L’Humeur buissonnière

C’était la nuit, j’allais me coucher. J’ai pensé au geste d’écrire. Ce geste-là parmi tant d’autres. J’ai pensé à des amis artistes qui m’écrivent et cherchent du sens « à tout ça ». Bien que ça frise parfois et souvent la naïveté, mon affaire, je suis d’une nature plutôt optimiste et positive. Ou j’ai simplement appris depuis le temps à me contenter de peu. La contemplation, le rien, le vide, ne sont pas que des notions philosophiques, elles participent à mon mode de vie. Quoi qu’il en soit, ce n’est pas mon propos, excusez la digression.
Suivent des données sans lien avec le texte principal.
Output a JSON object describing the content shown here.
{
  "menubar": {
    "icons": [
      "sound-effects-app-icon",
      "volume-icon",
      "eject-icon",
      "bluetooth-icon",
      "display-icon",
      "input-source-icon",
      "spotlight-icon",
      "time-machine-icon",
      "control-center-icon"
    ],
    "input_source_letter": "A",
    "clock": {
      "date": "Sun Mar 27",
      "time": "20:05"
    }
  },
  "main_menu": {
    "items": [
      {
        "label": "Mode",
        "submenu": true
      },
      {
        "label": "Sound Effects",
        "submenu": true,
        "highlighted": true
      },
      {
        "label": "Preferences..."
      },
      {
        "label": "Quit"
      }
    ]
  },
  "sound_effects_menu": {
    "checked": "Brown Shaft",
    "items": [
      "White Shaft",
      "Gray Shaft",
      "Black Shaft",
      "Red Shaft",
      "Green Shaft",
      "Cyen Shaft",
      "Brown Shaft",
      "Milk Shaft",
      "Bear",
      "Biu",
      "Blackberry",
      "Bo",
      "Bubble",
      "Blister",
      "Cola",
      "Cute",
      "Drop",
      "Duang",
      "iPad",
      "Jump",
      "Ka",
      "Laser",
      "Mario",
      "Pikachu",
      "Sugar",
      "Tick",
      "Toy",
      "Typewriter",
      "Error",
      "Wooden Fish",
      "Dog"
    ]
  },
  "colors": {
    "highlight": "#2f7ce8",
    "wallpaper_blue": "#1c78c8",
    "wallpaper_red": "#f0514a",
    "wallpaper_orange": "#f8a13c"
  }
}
Sur la pensée de l’écriture, un soir, après une journée de télétravail s’est ouverte la fenêtre plus large de l’art en général, qui part d’un point infinitésimal dans l’univers, un presque rien, un ange qui passe et dépose ce qu’on appelle communément une « inspiration ». Les artistes sont des professionnels, au sens social : des gens ayant acquis au fil des années une expérience basée sur une pratique assidue et laborieuse, basée sur une formation rigoureuse – j’insiste – et continue, autodidacte ou autre, basée sur une foi ivre et inflexible.

Photo par Linda Pimparé

Ainsi, sans vouloir réduire la pratique artistique à une spontanéité ou à une facilité, je me demandais ce soir-là en allant me coucher si certains « autres » gestes pouvaient aussi s’en réclamer. Je me rappelais une photo postée à un camarade à la dérive qui lui fit tant plaisir. Ou encore, je songeais à ces courts poèmes journaliers en forme de haïku qui partent chaque matin par le premier courriel depuis le début du confinement souhaiter une bonne journée aux collègues.

Je ne cherche pas à provoquer un débat pour savoir ce qui relève de l’art ou pas, juste agrandir l’ouverture pour ventiler l’air pandémique qui vicie nos vies. Par ailleurs, mon amie Lise me vantait l’autre jour l’excellent film qu’elle venait de voir à Sherbrooke : Nomadland de Chloé Zhao. En attendant de retourner au Cinéma du lac et ayant toute confiance en la finesse et le bon jugement de cette cinéphile passionnée, je vous le recommande. Comme je le disais l’autre fois, une petite balade, ça fait toujours du bien.